Entregó la llave al ama, y le dio instrucciones para que rebuscara entre las pertenencias de lady Blackwood los objetos personales, y los guardara en el desván para que el señor Jamie pudiera tenerlos en su momento. También le dijo que entregara la ropa y todo lo demás a instituciones benéficas.

Tras ello, se dirigió a su despacho y se encerró en él. Había permanecido ausente todo un año; tenía mucho que hacer y esa noche no vería a su familia. Al día siguiente, los encontraría con una nueva cara. Ya no era un poeta. Lo que en la oscuridad del bosque frío le había parecido una verdad inmutable, ante el calor de la chimenea, en la comodidad de su hogar le pareció un exceso dramático. Tenía que planificar el futuro de Fiona y tenía un hijo al que cuidar. Con algo de suerte, tal vez incluso algún día convencería a Isobel de que se casara y se marchase de Alvamoor. Y tenía otro hermano. Si Gavin lo necesitaba, también estaría ahí por él. Recordó el poema de Robert Burns: «
Que en todo el mundo, los hombres sean hermanos por todo eso
». La vida tiene que seguir para los vivos y él no estaba dispuesto a eludir por más tiempo sus responsabilidades.

Se acercó a la chimenea y sacó el diario de Cornelia y su nota. Los colocó cuidadosamente en la rejilla y removió las brasas hasta que ardieron. Luego se sirvió una copa de brandy y se sentó para dedicarse a los asuntos de negocios que su administrador le había dejado. Aquella era una ocupación limpia, sin emoción alguna, y le venía muy bien.

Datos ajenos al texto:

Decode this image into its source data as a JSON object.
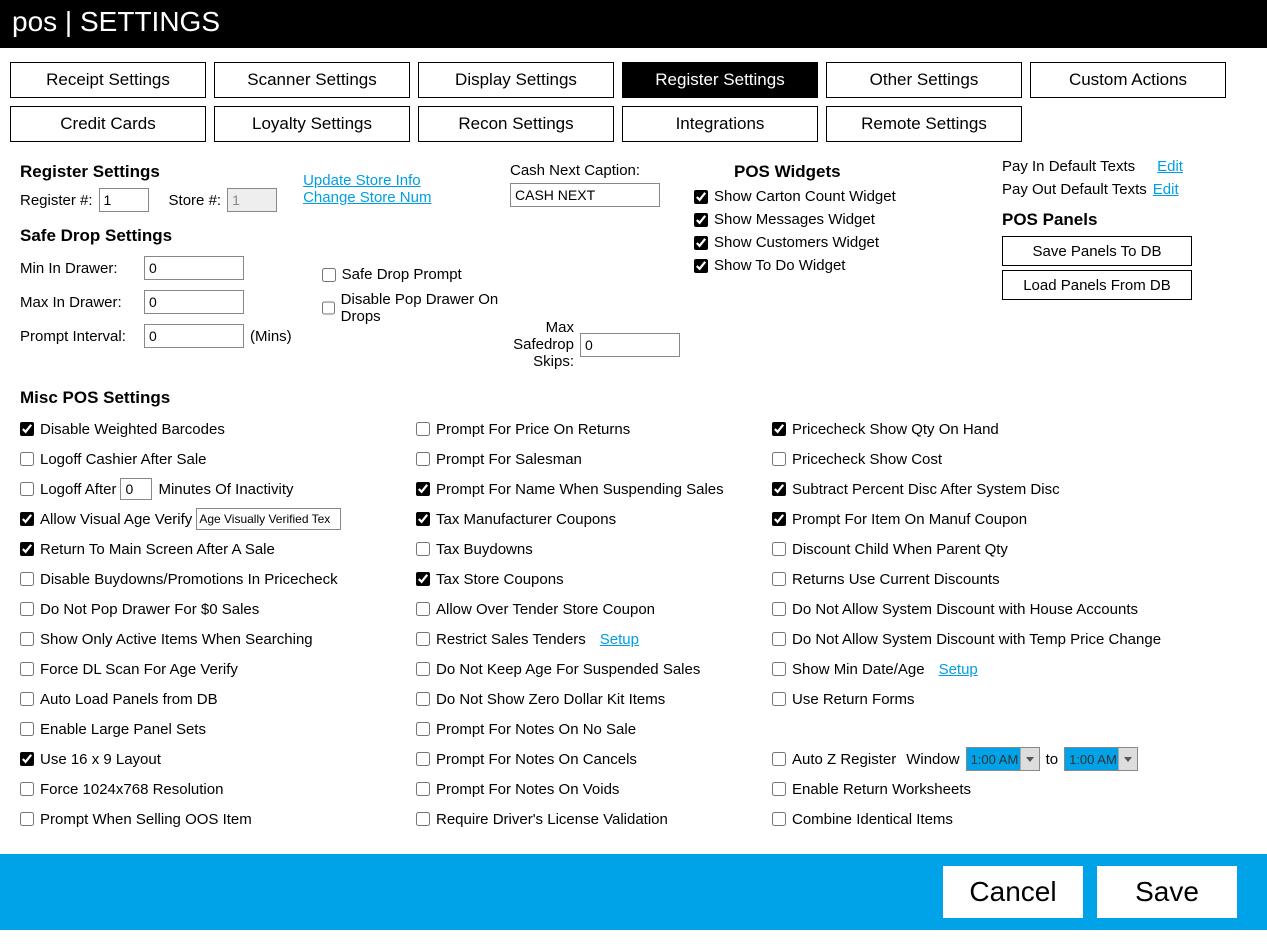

Al cabo de un rato, el criado nuevo entró para encender las velas acompañado de una muchacha que traía más carbón. Leam dio las gracias con un ademán de cabeza y les indicó que salieran, dispuesto a seguir con sus documentos.

Al cabo de un rato reparó en una nota plegada que había en una esquina de su escritorio. La cogió.

Sé que lo tienes. Quiero que me lo devuelvas. Nada de juegos y te dejaré en paz.

Lady Katherine ha regresado a Londres. Sería bueno que tú hicieras lo mismo. Me pondré en contacto contigo cuando llegues allí. Si no vienes, o si continúas jugando conmigo, esta vez apuntaré hacia ella adrede.

A Leam se le helaron las manos. De pronto se incorporó y tiró de la cuerda para llamar al servicio mientras salía a toda prisa al pasillo. El mayordomo se levantó sobresaltado de su asiento.

—¿Milord?

—¿Dónde está ese chico nuevo, el criado? Y Jessie, la criada que antes ha venido con el carbón. Tráemelos enseguida.

—Puedo llamar a Jessie, milord. Pero el chico nuevo pidió que le permitiese bajar al pueblo y asistir a la pelea de gallos de esta noche. Como no había librado ningún día desde que entró en la casa hace un mes, le he dado permiso.

Aunque sintió pánico, lo apartó de sí.

—¿Cuánto hace que lo dejaste marchar?

—Yo diría que fue hace sólo una hora, señor.

—Que ensillen de inmediato mi caballo —todavía había tiempo. Si la pelea duraba lo bastante, tal vez encontraría al muchacho.

Con una antorcha que atravesaba la noche fría y nebulosa, en la sencilla ciudad de la colina situada a kilómetro y medio de Alvamoor, Leam escrutaba las caras del gentío, hombres bebidos que empujaban, maldecían y se reían alrededor de los animales que luchaban con sus picos y garras. Pero, como Leam ya sospechaba, no había ningún criado que encontrar. Había perdido el tiempo.